RE: [PATCH] irqchip/gic-v4.1: Optimize the delay time of the poll on the GICR_VPENDBASER.Dirty bit
From: lushenming
Date: Wed Sep 16 2020 - 03:04:46 EST
Hi,
Our team just discussed this issue again and consulted our GIC hardware
design team. They think the RD can afford busy waiting. So we still think
maybe 0 is better, at least for our hardware.
In addition, if not 0, as I said before, in our measurement, it takes only
hundreds of nanoseconds, or 1~2 microseconds, to finish parsing the VPT
in most cases. So maybe 1 microseconds, or smaller, is more appropriate.
Anyway, 10 microseconds is too much.
But it has to be said that it does depend on the hardware implementation.

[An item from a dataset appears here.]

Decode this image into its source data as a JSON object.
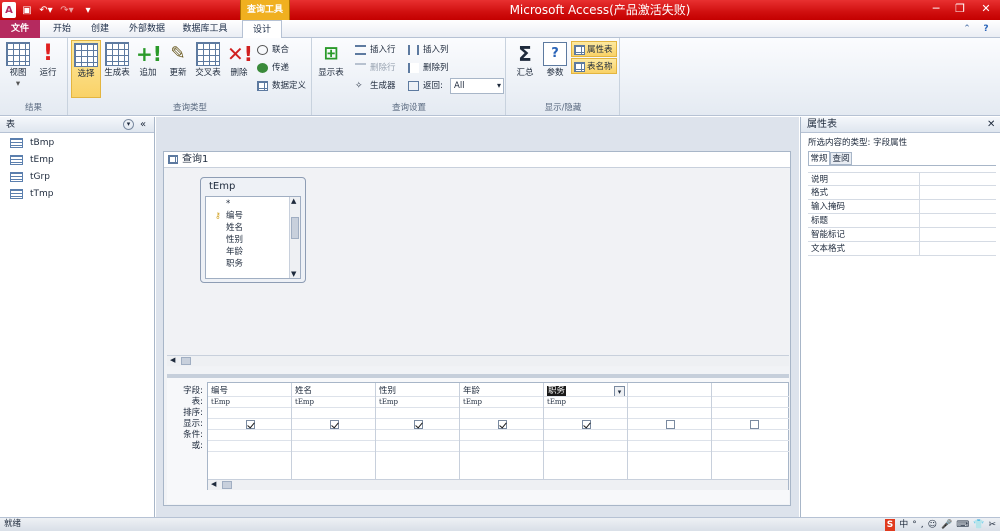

Besides, I'm not sure where are the start and end point of the total scheduling
latency of a vcpu you said, which includes many events. Is the parse time of
the VPT not clear enough?
-----Original Message-----
From: Marc Zyngier [mailto:maz@xxxxxxxxxx]
Sent: 2020-09-15 22:48
To: lushenming <lushenming@xxxxxxxxxx>
Cc: Thomas Gleixner <tglx@xxxxxxxxxxxxx>; Jason Cooper <jason@xxxxxxxxxxxxxx>; linux-kernel@xxxxxxxxxxxxxxx; Wanghaibin (D) <wanghaibin.wang@xxxxxxxxxx>; yuzenghui <yuzenghui@xxxxxxxxxx>
Subject: Re: [PATCH] irqchip/gic-v4.1: Optimize the delay time of the poll on the GICR_VPENDBASER.Dirty bit
On 2020-09-15 15:04, lushenming wrote:
> Thanks for your quick response.
>
> Okay, I agree that busy-waiting may add more overhead at the RD level.
> But I think that the delay time can be adjusted. In our latest
> hardware implementation, we optimize the search of the VPT, now even
> the VPT full of interrupts (56k) can be parsed within 2 microseconds.

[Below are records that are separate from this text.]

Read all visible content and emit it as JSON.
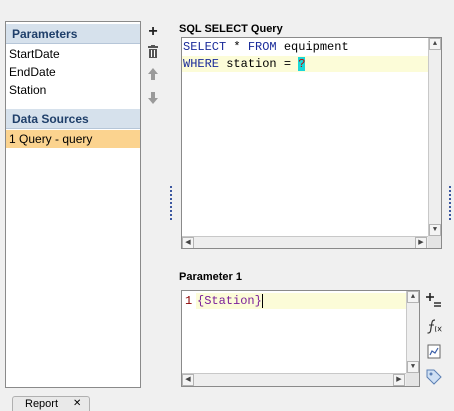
{
  "left": {
    "parameters_header": "Parameters",
    "parameters": [
      "StartDate",
      "EndDate",
      "Station"
    ],
    "datasources_header": "Data Sources",
    "datasources": [
      "1 Query - query"
    ]
  },
  "sql": {
    "label": "SQL SELECT Query",
    "line1": {
      "kw1": "SELECT",
      "star": " * ",
      "kw2": "FROM",
      "rest": " equipment"
    },
    "line2": {
      "kw": "WHERE",
      "rest": " station = ",
      "param": "?"
    }
  },
  "parameter": {
    "label": "Parameter 1",
    "line_number": "1",
    "value": "{Station}"
  },
  "bottom_tab": {
    "label": "Report",
    "close": "✕"
  }
}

It's not so much when the VPT is full that it is bad. It is when the pending interrupts are not cached, and that you don't know *where* to look for them in the VPT.
> It is true that the parse speeds of various hardware are different,
> but does directly waiting for 10 microseconds make the optimization of
> those fast hardware be completely masked? Maybe we can set the delay
> time smaller, like 1 microseconds?
That certainly would be more acceptable. But I still question the impact of such a change compared to the cost of a vcpu entry. I suggest you come up with measurements that actually show that polling this register more often significantly reduces the entry latency. Only then can we make an educated decision.
Thanks,
M.
--
Jazz is not dead. It just smells funny...